The incident happened on Wednesday, April 30, 2008, at 3221 Lyndale Avenue North. This is just a block or so north of where I own property and do extensive "block watch" activity. So I learned of the incident because I get "Fourth Precinct" email updates, though all these updates are also posted on a website. So this tow truck incident was routinely posted, but I guess only somebody like me (completely obsessed with non-consent towing issues) would see it as anything more than more senseless violence in North Minneapolis.
The man arrested (the owner of the vehicle) was Robert Tuggle, age 22, a white male with (get this!) NO PRIOR POLICE HISTORY.
Normally, when reading about these North Side incidents, one sees the suspects have extensive police histories. Take, for example, Earnest Boyd, arrested in a crack incident a block away, who has a total of 87 "CAPRS" on his record. (Computer Assisted Police Report System...or something like that) Basically, this guy has had the cops called on him 87 times. Quite a record, but normally with these North Side arrests one sees a few dozen CAPRS.
But Robert Tuggle? Nothing. Zip. Zilch. Nada. Tuggle has never had the cops called on him before, at least not something recorded by CAPR.
According to the cryptic report, it was 8:30 in the morning and a tow truck driver was towing vehicles for street sweeping, hooking up when Robert Tuggle came out. Tuggle "racked" and then pointed a Remington 870 shotgun at the tow truck driver.
Though the report doesn't actually say it, one presumes the tow truck driver unhooked the vehicle in question and left the area.
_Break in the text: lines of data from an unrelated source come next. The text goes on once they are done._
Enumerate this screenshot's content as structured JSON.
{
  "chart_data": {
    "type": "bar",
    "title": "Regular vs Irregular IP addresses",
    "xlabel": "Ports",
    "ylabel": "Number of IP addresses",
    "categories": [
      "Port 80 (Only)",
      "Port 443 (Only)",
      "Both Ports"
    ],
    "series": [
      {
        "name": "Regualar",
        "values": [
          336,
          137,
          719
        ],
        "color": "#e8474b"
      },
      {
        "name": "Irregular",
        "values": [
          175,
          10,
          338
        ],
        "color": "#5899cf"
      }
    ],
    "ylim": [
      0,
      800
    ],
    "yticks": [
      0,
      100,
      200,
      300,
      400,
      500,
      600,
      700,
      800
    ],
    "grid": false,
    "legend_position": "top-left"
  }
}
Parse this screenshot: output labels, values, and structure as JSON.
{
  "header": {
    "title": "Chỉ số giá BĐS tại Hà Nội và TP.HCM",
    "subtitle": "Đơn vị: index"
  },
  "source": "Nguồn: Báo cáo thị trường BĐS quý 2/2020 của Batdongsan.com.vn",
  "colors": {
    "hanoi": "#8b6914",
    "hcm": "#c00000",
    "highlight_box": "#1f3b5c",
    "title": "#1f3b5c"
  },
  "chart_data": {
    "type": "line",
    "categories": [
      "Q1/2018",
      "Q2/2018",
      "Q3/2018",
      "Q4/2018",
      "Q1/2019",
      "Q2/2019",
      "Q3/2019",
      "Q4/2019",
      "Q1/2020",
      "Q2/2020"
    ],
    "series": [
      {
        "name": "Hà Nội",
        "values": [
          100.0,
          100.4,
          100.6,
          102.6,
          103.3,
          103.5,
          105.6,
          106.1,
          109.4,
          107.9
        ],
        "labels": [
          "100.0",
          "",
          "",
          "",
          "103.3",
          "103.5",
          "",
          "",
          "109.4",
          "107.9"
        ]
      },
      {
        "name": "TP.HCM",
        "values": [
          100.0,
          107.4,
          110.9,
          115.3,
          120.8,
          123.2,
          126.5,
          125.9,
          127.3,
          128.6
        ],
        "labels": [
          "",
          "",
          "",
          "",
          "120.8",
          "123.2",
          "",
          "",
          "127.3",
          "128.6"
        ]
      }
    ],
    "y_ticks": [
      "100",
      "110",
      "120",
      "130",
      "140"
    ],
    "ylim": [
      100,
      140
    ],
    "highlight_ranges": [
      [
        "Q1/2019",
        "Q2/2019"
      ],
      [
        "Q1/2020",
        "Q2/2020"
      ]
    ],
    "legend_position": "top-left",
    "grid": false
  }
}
Officers came back, arrested Tuggle, and took his gun.
Clearly, Tuggle was in the wrong. But try explaining that to Tuggle. In North Minneapolis, you can be living in a house illegally--squatting, basically--and it takes WEEKS for the legal process to evict you, with a notable degree of care and concern about notifying you in regard to your rights and property.
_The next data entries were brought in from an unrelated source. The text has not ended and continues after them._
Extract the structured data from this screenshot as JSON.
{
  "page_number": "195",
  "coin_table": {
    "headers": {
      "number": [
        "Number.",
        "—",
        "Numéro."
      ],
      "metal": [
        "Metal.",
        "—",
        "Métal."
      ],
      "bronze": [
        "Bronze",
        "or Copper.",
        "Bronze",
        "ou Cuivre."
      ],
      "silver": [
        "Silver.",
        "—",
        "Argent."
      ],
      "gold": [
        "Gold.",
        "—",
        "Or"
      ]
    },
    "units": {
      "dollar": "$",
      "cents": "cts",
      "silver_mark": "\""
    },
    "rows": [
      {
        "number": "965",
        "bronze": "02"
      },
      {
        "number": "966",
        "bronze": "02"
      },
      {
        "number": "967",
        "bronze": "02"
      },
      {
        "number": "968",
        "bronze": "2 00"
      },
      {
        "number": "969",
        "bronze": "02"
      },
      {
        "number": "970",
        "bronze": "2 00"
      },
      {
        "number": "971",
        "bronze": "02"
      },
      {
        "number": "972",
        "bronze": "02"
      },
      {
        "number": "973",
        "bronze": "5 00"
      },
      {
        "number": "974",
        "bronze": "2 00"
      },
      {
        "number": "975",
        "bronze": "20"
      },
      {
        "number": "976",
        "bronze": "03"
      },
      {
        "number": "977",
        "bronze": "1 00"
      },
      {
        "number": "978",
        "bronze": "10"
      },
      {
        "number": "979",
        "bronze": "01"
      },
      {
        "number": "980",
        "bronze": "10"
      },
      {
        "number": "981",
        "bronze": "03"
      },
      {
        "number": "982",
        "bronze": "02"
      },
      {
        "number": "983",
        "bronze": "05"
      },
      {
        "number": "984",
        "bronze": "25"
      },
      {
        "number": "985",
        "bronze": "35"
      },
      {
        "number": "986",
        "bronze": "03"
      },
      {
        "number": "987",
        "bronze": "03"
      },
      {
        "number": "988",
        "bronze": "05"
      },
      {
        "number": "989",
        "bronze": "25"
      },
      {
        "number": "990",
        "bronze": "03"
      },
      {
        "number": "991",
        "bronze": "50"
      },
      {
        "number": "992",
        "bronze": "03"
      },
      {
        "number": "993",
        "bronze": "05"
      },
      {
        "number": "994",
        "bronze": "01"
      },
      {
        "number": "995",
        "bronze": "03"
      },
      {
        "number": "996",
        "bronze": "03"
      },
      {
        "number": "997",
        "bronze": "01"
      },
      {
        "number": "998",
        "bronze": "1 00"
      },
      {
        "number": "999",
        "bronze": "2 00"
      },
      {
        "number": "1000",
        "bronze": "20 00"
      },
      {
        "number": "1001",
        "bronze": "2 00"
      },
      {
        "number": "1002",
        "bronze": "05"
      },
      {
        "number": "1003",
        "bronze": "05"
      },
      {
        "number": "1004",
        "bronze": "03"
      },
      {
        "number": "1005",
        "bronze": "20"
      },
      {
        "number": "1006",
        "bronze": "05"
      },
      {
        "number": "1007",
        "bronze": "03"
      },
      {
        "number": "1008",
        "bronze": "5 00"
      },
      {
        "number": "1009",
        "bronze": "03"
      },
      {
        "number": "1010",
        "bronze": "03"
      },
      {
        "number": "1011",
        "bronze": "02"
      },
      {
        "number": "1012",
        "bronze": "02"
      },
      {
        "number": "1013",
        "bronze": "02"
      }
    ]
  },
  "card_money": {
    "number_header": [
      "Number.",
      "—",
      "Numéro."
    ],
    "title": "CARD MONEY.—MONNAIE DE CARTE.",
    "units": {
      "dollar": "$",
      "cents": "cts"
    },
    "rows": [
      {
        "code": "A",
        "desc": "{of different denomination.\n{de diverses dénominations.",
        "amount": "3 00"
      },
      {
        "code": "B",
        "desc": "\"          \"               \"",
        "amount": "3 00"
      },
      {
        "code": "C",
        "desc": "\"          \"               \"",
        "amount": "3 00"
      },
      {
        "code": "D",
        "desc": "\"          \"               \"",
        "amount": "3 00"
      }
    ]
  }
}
But authorities can just come along and seize your car without notice.
What gets you to a job and helps you earn a living? Your car. Where will you live if you get thrown out of your house in North Minneapolis? Your car. What object is all tangled up with your very sense of personal identity, even more than (for example) a Remington 870 shotgun? That's right, your car.
For god's sake, Minneapolis. Find a way to give citizens electronic notification of an impending tow, before some tow truck driver gets shot dead on the street. Really, one could take an incident like this as a warning and work to prevent something much worse.